Karina mengangguk setuju tanpa bisa beralasan apapun lagi.
Dengan mobil Alphard berwarna silver, mereka pergi menuju salah satu bar yang berada di kawasan Kuningan. Klien asal Amerika yang katanya harus kembali ke negaranya esok hari tampak bersemangat menghabiskan malam terakhir di Indonesia.
“I like this place,” kata si bos kepada kliennya.
“It must be nice,” kata klien asal Amerika itu menanggapi.

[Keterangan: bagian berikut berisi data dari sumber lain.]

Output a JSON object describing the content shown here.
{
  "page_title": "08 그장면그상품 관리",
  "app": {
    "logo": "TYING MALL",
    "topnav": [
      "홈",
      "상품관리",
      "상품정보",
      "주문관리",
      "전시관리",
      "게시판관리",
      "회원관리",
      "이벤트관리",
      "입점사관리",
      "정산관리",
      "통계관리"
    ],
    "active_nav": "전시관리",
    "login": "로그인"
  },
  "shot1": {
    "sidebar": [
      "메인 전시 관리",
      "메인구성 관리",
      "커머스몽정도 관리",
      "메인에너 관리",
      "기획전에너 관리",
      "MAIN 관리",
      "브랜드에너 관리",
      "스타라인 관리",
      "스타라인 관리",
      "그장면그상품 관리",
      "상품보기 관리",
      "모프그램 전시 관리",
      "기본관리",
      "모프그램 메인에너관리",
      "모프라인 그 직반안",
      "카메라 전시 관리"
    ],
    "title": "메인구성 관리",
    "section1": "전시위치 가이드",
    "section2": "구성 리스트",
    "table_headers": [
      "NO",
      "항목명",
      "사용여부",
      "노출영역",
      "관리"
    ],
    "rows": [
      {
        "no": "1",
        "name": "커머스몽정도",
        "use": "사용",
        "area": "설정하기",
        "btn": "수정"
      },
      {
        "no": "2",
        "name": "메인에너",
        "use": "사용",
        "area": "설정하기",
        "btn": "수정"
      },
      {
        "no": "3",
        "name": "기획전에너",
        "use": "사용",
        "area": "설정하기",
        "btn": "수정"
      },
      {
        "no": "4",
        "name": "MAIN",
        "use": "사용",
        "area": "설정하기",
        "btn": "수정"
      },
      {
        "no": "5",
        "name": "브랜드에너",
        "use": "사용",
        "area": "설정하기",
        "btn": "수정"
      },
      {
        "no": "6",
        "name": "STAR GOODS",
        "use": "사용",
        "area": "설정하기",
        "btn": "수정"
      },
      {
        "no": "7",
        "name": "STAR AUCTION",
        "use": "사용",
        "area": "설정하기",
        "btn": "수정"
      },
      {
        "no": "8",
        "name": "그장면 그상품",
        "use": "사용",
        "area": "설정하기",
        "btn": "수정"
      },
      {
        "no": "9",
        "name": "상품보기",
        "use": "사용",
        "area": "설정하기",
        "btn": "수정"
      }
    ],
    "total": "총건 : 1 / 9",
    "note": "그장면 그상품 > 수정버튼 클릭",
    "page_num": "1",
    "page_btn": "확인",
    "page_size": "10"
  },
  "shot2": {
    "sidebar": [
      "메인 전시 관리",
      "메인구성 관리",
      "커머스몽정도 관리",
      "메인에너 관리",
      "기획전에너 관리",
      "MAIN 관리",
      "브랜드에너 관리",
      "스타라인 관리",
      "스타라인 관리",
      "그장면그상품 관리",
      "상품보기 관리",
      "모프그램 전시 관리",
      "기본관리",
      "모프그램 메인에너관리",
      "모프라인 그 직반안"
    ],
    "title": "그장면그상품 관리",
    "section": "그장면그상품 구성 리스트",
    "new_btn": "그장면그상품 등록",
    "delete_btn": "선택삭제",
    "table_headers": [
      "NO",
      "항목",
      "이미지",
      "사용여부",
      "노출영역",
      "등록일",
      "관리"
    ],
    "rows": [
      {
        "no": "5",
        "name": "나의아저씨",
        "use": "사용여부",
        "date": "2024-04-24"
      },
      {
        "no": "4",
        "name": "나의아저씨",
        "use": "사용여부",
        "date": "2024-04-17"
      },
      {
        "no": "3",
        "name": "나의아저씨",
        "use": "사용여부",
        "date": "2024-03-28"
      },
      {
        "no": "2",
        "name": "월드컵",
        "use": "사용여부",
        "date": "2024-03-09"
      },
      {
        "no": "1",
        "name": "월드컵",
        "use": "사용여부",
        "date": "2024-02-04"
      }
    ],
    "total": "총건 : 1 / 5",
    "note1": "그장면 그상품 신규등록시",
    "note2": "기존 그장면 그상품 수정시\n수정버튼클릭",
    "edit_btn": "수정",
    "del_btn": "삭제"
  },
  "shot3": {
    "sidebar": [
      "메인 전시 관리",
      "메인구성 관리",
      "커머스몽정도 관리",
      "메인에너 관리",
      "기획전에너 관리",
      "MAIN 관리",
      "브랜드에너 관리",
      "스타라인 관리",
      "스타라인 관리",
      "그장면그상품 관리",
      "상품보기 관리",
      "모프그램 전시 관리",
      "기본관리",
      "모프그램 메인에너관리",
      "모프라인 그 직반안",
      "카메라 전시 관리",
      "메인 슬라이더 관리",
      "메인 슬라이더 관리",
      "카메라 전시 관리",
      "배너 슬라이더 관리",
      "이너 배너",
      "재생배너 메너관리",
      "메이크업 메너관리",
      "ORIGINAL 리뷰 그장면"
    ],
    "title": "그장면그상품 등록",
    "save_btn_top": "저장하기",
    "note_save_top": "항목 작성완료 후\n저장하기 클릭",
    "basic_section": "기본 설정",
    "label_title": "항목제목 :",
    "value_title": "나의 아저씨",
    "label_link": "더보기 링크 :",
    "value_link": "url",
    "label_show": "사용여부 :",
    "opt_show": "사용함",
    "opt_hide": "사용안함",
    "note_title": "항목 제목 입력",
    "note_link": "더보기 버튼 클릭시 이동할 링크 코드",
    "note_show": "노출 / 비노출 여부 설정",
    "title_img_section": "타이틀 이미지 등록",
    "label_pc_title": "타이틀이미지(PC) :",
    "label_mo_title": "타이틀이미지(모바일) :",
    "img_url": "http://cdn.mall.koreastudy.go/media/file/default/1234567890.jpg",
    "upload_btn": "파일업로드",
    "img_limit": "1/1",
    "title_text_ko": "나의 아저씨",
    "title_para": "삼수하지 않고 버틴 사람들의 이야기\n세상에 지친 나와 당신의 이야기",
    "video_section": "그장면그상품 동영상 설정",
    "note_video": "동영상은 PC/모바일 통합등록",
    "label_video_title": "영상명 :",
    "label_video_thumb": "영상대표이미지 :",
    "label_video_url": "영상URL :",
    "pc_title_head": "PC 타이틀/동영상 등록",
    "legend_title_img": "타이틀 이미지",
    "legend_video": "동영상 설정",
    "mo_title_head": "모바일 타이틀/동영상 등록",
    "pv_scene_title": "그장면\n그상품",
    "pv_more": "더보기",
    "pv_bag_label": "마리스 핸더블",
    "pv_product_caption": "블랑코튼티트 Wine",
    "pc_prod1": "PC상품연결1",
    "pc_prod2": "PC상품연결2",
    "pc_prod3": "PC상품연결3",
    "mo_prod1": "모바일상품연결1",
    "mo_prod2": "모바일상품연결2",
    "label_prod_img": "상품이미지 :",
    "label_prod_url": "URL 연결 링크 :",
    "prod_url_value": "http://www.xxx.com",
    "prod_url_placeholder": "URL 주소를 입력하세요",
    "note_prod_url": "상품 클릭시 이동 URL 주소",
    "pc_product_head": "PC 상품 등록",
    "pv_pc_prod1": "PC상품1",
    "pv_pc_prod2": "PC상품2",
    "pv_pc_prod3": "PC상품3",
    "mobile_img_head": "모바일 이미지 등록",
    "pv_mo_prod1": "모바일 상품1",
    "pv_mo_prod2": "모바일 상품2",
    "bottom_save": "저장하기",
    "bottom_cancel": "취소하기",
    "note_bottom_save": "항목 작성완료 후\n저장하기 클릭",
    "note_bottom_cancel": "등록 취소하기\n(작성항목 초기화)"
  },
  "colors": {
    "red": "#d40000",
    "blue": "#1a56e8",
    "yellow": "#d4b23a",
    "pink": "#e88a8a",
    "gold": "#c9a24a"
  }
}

Karina yang terkenal mampu berbicara dalam banyak bahasa memang acap kali dibawa untuk membantu menemani beberapa klien penting dari luar negeri. Selain karena wajahnya yang cantik dan sikapnya yang ramah, Karina juga mampu menempatkan diri dalam situasi apapun sehingga tak ayal jika dia di jadikan andalan di dalam timnya.
Sebuah lift yang berjalan cukup lambat membawa mereka bertiga menuju lantai dua puluh tiga gedung Tugu di Kuningan. Karina langsung mendekati seorang pelayan wanita yang mendatanginya dengan senyum sopan.
“Selamat datang. Untuk berapa orang?” sapa wanita itu pada Karina.
“Tiga orang. Saya minta meja di luar ya. Smoking room.”
“Baik, Bu. Silakan,”
Karina mempersilahkan klien dan bos nya untuk mengikuti langkahnya, sedangkan Karina sendiri mengikuti langkah wanita itu.
Karina sudah mencari tahu sebelumnya jika kliennya adalah perokok aktif, karenanya dia meminta meja yang bisa di gunakan sebagai tempat merokok.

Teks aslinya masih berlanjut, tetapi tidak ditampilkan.